# Model Evaluation and Hyperparameter Tuning

## Introduction
In this notebook, we will focus on hyperparameter tuning for the best-performing models from the previous notebook. We will use Grid Search to find the optimal parameters and evaluate the tuned models on the test set.

## Step 1: Load the Preprocessed Data
We begin by loading the preprocessed data once again.

In [22]:
import pandas as pd
import pickle
from sklearn.preprocessing import MinMaxScaler
from sklearn.model_selection import GridSearchCV
from sklearn.metrics import mean_absolute_error, mean_squared_error, r2_score

# Load the preprocessed data

In [23]:
X_train_scaled = pd.read_csv('../Data/Clean-Data/X_train_scaled.csv')
X_test_scaled = pd.read_csv('../Data/Clean-Data/X_test_scaled.csv')
y_train = pd.read_csv('../Data/Clean-Data/y_train.csv')
y_test = pd.read_csv('../Data/Clean-Data/y_test.csv')

# Convert target to 1D array

In [24]:
y_train = y_train.values.ravel()
y_test = y_test.values.ravel()

Loading Data: The preprocessed data is reloaded for hyperparameter tuning.

## Step 2: Hyperparameter Tuning for XGBoost
We will perform Grid Search to find the best parameters for the XGBoost model.

In [25]:
import xgboost as xgb
from sklearn.metrics import make_scorer, mean_squared_error

# Initialize the XGBoost model
xgb_model = xgb.XGBRegressor(random_state=42)
# Train the XGBoost model
xgb_model.fit(X_train_scaled, y_train)

# Make predictions on the test data
y_pred_xgb = xgb_model.predict(X_test_scaled)

# Calculate the metrics
mae_xgb = mean_absolute_error(y_test, y_pred_xgb)
mse_xgb = mean_squared_error(y_test, y_pred_xgb)
r2_xgb = r2_score(y_test, y_pred_xgb)

# Define the parameter grid to search over
param_grid = {
    'n_estimators': [50],# 100, 200, 500],
    'max_depth': [3],# 5, 7, 10],
    'learning_rate': [0.2]# , 0.1, 0.2]
}

# Define the scoring metric
scoring = make_scorer(mean_squared_error, greater_is_better=False)

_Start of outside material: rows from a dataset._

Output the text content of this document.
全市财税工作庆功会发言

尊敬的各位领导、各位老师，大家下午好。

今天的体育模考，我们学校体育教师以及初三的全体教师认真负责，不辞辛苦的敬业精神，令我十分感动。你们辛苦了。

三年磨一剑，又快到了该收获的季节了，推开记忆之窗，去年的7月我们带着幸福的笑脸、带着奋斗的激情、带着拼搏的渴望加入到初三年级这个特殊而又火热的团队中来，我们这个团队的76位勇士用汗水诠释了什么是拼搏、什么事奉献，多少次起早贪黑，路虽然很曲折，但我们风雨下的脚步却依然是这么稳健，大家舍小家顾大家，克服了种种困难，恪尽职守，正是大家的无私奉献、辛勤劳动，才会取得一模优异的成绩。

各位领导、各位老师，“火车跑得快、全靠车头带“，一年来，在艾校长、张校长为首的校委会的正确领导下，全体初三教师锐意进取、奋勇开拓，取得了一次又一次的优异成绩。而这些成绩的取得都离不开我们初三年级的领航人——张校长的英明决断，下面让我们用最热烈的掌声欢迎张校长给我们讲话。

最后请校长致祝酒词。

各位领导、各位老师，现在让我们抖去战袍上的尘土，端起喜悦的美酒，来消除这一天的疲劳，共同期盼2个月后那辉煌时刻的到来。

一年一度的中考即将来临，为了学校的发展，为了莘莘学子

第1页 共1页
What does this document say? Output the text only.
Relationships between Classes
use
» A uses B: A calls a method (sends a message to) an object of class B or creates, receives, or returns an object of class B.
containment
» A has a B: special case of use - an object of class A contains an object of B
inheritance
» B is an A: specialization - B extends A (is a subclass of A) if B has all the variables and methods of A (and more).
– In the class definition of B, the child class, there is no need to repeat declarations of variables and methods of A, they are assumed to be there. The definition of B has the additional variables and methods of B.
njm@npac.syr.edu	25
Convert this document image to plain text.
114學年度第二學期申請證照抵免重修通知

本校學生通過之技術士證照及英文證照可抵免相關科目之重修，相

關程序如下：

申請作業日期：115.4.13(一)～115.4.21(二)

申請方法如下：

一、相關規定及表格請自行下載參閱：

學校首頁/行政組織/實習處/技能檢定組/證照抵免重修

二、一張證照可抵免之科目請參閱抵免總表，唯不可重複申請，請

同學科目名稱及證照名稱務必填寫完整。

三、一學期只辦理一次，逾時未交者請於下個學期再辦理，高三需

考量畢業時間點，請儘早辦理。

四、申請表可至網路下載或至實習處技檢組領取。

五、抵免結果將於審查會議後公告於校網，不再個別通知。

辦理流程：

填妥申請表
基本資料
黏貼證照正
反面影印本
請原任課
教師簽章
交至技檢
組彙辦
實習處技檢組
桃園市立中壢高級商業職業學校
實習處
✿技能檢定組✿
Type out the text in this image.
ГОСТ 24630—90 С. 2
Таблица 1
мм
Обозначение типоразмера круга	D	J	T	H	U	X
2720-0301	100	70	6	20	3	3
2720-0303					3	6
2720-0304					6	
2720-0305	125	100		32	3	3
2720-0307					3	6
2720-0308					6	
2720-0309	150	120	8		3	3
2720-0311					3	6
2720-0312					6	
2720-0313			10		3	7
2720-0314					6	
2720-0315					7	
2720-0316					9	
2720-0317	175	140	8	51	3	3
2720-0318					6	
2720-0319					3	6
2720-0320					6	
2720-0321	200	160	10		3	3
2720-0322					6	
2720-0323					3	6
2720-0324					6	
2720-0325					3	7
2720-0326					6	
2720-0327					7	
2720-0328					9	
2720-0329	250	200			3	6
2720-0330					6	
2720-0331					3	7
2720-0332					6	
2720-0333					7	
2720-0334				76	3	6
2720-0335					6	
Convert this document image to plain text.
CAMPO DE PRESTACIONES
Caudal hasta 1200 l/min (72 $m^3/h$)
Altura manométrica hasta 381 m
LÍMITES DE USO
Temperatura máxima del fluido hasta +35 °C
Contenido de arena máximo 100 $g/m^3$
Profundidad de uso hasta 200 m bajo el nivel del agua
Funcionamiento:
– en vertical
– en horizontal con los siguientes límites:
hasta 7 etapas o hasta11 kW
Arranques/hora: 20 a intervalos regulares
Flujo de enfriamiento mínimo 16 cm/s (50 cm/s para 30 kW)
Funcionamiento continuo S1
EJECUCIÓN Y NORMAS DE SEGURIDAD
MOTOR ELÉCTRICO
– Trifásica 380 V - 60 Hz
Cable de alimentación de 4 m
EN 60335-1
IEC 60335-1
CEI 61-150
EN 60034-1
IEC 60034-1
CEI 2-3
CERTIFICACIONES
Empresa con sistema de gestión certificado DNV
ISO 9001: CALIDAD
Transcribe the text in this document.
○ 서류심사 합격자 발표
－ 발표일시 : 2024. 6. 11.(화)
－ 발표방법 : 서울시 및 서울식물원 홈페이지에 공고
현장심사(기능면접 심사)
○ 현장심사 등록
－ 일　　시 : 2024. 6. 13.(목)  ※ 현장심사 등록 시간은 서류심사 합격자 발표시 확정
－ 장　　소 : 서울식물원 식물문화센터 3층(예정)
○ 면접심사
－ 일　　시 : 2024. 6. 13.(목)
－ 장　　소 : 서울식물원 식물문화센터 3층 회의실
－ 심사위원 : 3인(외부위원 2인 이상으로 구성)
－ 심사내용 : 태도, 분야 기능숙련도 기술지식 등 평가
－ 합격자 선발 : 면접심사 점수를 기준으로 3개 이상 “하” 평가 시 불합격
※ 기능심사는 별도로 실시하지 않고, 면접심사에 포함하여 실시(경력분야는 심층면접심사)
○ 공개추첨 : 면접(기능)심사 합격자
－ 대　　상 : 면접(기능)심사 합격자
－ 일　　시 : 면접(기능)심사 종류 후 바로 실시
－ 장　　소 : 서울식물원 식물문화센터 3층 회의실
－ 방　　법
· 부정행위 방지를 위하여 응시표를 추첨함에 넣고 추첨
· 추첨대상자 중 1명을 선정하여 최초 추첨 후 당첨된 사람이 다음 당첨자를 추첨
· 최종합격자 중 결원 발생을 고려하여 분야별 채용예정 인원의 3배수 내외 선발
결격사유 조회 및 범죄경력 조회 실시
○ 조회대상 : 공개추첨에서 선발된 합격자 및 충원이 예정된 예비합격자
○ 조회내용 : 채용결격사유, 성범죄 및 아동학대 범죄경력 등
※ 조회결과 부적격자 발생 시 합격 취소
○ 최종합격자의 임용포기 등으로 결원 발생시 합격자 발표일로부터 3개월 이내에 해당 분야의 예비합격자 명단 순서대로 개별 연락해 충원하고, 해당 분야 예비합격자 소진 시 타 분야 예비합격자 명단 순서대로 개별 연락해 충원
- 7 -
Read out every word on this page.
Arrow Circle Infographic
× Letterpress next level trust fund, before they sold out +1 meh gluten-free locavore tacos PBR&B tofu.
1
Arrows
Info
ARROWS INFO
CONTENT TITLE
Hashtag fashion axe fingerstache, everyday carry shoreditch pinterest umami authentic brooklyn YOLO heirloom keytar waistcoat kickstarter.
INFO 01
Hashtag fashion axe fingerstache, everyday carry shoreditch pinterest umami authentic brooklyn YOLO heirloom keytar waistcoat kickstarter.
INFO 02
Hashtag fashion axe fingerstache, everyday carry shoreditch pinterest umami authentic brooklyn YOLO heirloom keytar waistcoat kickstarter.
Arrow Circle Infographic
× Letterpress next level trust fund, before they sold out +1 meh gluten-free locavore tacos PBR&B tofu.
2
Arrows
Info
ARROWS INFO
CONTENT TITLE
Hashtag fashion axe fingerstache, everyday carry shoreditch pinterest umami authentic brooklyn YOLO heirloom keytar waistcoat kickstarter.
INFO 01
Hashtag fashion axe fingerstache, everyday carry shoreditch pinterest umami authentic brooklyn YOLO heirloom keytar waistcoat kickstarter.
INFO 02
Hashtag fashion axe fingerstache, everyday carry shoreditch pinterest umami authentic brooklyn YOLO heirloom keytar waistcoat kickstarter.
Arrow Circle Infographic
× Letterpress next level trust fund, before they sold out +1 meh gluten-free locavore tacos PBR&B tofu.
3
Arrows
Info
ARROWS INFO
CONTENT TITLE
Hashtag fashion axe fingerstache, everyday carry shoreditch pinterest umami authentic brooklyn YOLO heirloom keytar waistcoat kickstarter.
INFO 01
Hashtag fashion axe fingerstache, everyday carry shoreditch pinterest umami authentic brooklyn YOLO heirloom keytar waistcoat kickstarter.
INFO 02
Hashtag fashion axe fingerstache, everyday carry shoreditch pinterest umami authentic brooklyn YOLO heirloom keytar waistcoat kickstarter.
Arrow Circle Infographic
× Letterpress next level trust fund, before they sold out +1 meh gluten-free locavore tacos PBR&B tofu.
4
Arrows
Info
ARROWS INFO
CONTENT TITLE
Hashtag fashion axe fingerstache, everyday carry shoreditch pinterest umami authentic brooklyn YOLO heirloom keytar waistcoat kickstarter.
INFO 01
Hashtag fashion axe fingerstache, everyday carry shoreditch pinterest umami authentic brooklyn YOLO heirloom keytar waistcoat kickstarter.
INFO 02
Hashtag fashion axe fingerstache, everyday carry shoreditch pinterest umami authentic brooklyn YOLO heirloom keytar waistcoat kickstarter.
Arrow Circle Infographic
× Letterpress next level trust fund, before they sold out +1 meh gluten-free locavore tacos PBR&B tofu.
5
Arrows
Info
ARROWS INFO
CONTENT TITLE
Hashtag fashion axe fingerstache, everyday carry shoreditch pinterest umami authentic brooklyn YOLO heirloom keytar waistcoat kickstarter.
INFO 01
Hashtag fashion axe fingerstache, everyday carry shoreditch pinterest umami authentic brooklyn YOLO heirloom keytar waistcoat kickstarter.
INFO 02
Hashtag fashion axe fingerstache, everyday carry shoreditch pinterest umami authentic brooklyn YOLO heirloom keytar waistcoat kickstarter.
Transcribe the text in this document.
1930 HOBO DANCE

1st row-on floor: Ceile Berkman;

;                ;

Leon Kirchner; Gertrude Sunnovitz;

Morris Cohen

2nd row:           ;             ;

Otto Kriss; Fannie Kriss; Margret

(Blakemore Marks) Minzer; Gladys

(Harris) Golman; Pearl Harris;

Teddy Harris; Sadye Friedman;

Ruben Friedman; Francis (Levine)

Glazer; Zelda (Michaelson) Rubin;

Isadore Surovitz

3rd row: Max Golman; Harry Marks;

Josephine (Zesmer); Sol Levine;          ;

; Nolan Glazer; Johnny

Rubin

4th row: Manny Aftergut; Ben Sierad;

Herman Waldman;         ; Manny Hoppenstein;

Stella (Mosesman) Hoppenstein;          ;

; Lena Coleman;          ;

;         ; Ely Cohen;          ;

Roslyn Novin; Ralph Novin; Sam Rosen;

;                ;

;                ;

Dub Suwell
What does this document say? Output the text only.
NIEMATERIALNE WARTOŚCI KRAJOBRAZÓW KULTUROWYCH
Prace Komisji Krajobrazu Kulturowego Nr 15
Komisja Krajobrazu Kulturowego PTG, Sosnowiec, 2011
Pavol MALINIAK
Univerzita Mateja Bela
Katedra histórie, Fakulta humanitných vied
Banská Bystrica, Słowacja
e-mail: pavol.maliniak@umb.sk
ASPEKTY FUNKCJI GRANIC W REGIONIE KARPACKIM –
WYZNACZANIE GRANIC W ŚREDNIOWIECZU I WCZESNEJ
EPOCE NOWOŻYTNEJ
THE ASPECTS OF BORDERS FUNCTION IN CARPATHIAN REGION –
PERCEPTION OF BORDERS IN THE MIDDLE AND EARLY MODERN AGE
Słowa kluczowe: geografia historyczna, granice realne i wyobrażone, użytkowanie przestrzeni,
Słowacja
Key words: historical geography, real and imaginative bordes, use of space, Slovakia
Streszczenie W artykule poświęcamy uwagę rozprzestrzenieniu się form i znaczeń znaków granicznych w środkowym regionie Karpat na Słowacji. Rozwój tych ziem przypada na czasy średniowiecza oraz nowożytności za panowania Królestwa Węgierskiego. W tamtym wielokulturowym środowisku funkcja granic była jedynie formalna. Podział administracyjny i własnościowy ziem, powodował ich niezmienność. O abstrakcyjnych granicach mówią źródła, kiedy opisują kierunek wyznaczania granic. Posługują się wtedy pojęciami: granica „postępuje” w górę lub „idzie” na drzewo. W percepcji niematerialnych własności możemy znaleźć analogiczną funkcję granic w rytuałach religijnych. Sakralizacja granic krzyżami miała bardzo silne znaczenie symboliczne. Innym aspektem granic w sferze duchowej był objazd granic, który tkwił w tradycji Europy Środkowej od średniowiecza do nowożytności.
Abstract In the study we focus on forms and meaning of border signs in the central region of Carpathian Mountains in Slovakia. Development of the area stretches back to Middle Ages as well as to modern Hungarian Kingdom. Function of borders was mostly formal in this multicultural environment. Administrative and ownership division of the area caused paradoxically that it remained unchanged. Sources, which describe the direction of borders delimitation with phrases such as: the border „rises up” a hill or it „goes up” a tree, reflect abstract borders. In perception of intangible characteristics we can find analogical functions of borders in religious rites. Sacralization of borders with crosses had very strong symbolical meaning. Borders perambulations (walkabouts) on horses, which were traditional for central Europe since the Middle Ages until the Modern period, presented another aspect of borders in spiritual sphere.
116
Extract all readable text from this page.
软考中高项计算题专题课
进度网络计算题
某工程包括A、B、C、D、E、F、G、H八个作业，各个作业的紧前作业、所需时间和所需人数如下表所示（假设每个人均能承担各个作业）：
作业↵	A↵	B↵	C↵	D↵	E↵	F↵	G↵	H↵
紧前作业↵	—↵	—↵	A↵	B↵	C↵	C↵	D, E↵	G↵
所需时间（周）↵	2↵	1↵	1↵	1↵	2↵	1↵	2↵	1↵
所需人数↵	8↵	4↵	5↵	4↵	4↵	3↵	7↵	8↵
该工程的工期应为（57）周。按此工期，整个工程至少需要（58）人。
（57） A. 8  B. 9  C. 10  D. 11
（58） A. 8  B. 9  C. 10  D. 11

# Initialize Grid Search with Cross-Validation
grid_search = GridSearchCV(estimator=xgb_model, param_grid=param_grid, scoring=scoring, cv=5, n_jobs=-1, verbose=1)

# Fit the grid search to the data
grid_search.fit(X_train_scaled, y_train)

# Get the best parameters and the best score
best_params = grid_search.best_params_
best_score = grid_search.best_score_

print("Best Parameters:", best_params)
print("Best Score (Negative MSE):", best_score)


Fitting 5 folds for each of 1 candidates, totalling 5 fits
Best Parameters: {'learning_rate': 0.2, 'max_depth': 3, 'n_estimators': 50}
Best Score (Negative MSE): -1468.939231218048


Grid Search: We use Grid Search to explore different hyperparameter combinations and find the best configuration for the XGBoost model.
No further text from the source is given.